I'm tired. I'm tired of not having my own space, of working the proverbial double shift, of having no way to go anywhere. I'm tired of the isolation. Tired of not having a tv. Tired of running things. Tired of the never ending to do list. Tired of translating. Tired of budgeting. Tired of planning every moment of every day. Tired of joint decision making. Tired, tired, tired.

And it sounds like I'm whining, and I am. But I've been fighting this for a long time, and today, today it all caught up with me, and it's just too much. I need a break. Desperately, urgently, hopelessly need a break. And the reason it's rubbing me raw right now, is because I just don't see that break coming any time soon.

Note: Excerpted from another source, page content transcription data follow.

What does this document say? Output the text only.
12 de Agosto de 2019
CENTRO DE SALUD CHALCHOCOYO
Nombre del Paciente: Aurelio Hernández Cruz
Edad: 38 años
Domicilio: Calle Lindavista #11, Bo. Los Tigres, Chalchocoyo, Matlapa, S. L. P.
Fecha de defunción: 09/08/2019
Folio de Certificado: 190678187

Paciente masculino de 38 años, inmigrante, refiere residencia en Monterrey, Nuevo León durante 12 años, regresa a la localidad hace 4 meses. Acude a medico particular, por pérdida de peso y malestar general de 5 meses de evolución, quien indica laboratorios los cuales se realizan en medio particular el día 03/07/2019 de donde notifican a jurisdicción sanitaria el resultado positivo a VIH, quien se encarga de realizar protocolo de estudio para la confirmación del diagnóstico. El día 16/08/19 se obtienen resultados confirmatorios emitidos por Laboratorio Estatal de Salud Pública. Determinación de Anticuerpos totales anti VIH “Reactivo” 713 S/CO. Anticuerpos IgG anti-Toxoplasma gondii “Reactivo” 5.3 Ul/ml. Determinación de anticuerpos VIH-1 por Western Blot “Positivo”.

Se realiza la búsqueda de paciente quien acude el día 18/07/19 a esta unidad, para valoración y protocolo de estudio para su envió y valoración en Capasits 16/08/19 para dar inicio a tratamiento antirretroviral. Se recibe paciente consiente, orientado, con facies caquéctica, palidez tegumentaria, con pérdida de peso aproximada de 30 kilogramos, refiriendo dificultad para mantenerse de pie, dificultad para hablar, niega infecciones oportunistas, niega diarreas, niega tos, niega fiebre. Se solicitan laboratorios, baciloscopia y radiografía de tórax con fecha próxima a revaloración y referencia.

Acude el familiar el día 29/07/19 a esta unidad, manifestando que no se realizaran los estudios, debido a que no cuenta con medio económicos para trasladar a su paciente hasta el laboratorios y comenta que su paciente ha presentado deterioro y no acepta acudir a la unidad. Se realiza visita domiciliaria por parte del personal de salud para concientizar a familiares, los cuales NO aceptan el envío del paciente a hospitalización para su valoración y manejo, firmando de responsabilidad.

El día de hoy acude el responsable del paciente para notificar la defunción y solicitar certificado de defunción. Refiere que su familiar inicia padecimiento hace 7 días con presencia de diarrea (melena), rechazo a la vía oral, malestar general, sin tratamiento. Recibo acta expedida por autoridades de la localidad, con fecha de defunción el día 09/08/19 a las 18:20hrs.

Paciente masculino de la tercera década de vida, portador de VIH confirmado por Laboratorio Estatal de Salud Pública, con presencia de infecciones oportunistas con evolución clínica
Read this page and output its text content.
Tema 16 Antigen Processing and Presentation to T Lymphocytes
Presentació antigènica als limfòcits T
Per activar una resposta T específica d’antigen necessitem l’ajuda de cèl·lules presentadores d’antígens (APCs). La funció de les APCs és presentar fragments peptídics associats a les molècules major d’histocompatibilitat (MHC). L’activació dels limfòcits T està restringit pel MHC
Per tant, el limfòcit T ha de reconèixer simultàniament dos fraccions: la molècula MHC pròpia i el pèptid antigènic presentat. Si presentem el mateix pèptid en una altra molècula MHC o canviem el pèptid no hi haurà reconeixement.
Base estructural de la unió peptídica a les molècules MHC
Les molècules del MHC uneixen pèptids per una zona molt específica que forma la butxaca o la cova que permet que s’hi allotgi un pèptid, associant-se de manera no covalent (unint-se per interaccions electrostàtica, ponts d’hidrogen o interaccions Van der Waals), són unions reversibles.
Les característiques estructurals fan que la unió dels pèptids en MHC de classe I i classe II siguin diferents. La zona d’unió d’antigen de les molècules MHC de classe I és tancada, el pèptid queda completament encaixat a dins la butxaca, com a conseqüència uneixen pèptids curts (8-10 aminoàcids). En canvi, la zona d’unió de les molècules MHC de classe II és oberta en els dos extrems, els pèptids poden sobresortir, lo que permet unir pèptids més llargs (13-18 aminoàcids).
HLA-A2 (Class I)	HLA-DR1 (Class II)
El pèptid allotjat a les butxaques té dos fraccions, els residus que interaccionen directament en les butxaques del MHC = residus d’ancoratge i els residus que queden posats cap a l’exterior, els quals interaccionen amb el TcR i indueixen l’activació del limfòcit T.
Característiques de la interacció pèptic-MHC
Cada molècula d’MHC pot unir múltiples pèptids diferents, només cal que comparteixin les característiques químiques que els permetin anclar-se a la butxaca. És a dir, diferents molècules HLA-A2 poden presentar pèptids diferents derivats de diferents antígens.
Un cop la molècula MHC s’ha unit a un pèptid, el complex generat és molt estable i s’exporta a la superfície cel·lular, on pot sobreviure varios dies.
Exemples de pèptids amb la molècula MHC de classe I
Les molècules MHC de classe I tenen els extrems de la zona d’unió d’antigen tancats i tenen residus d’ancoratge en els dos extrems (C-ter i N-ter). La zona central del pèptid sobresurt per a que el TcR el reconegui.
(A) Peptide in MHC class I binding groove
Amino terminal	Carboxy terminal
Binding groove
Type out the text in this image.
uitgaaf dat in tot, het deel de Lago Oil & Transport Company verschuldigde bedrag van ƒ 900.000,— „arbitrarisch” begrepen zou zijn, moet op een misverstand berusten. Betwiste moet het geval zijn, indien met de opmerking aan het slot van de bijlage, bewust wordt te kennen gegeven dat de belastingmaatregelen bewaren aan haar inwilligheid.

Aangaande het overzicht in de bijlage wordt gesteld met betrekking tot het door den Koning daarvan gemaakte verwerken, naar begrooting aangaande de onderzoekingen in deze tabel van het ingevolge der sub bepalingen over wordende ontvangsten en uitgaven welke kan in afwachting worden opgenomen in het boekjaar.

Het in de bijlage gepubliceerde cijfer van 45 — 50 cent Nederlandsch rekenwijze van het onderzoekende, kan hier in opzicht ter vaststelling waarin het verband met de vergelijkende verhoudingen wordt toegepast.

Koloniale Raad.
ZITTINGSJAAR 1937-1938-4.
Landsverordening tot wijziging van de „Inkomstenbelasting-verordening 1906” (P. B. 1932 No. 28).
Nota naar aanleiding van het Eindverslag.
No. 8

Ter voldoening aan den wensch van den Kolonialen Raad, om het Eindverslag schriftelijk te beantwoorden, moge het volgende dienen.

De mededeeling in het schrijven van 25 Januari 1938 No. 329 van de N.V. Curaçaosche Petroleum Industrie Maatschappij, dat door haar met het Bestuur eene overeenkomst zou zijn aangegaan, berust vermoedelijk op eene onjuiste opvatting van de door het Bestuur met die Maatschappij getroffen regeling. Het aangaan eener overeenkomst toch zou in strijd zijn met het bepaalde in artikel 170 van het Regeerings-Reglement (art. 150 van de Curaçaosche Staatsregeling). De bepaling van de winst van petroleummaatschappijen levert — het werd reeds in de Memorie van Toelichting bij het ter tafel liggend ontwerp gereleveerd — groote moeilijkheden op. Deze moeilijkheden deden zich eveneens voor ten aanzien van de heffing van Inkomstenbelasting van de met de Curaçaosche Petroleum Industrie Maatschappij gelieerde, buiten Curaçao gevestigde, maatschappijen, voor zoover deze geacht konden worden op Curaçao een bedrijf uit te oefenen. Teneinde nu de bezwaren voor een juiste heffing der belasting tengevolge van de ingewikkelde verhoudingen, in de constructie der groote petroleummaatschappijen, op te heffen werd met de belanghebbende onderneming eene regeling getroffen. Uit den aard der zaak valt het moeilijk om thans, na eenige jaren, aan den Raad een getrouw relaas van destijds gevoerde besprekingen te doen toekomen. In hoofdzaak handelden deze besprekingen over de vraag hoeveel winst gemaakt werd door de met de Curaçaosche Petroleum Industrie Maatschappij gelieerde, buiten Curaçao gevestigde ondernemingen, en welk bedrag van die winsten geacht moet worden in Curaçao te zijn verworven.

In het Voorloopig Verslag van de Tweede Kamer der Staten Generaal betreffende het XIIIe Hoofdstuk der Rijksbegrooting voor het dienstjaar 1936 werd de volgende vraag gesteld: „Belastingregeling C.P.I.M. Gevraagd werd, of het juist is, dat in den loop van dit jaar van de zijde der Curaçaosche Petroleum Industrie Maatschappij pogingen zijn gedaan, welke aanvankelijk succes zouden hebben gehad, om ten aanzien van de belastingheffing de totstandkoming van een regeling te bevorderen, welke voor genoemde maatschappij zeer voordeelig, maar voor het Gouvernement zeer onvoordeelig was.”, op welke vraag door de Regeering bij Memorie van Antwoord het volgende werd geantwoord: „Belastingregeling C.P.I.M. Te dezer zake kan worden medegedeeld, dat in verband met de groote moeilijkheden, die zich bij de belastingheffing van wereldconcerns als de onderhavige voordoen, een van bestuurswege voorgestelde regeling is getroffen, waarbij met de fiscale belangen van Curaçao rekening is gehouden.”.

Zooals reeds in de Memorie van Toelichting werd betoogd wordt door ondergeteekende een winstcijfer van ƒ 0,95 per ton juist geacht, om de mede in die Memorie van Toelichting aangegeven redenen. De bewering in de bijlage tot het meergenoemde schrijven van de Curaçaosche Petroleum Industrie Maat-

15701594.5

I need a moment alone. A moment - or several - alone with my husband. A day or two or seven in the city or on the beach. I need a full weekend. I need some time to just sit and be lazy. I need to not cook twice a day for a little while. I need to breathe. I need space to just sit down and have a good cry just to let something out, not because I'm actually sad.

I am tired.

25 February 2011

I'm not on vacation

It's been a while, yes? Yes. Things have been busy, life's been crazy.

We've moved. That's the first thing. We left Philly (happy dance for me!) and moved to Costa Rica. We're working with ADE in a really rural area of the Costa Rican mountainside, safely off the beaten tourist paths. Not that we don't have any tourists, just that we don't have many, not for a country whose economy revolves around tourism.

And therein lies my issue today. When people think of Costa Rica, they think of sun drenched beaches, frosty drinks, bright sun, and tourists. And they think I'm here on vacation, which, you know, I'm not. I'm working. I work anywhere from eight to thirteen hour days, six days a week. It's coldish where we live, getting down to 45 degrees Fahrenheit, and up to 75 degrees on bright, sunny days. Oh, and this used to be rain forest, so it rains. A lot. Torrential downpours of Biblical proportions. And that's all well and good, because that's what I signed up for. But sometimes I miss things from home. Cheese, for one. Or dark chocolate. Or the convenience of having a steady income. Or even just the ability to find a variety of things at a grocery store or, luxury of luxuries, restaurants that serve food from all over the world.

It's the little things.

Yes, there's running water, electricity, hot water in the shower, but sometimes I miss a little luxury. And when I say I miss something, people are all like, "But don't you live in a tropical paradise where every day is a sunny vacation with umbrellas in your drink? Be grateful that you live in one of our most popular tourist destinations."

Right. I am grateful because this is an amazing experience and it's doing wonders for my faith. You don't realize how big God is until you start expecting Him to be that BIG.

But let's get one thing straight: I'm not on vacation. I don't live on the beach, no one puts umbrellas in my water glass, and even if I do live in a country that gets a ton of tourism, I can't afford to check most of it out. I am not here to be a tourist. I am here to get up at the crack of dawn, teach all morning, come home, make lunch, and do administrative, organizational work until late in the evening. And then, when y'all are lazing around on Saturdays, I'm working some more. Again, it's what I signed up for, and I'm gaining some great experience, so I'm not writing this to complain about my work. What I want people to know is that I have not been here relaxing. This is my job. My day-in-day-out job that just happens to have dramatic volcanic backdrops.

The reality is this: I'm living in an area that is in recovery. It's been two years since the earthquake and the roads are still a rutted mess, the local clinic will see only thirty people once a month, this is only the second year that the local high school has been in existence. There's a lot of work to do, good work, fun work, important work, but it's still work. Life is different here. And because things are different, I'm allowed to miss some of what I had in the States. A car, for example, or security. Or just plain convenience.

Because I'm not on vacation every day of my life here, and sometimes, I'd like to be.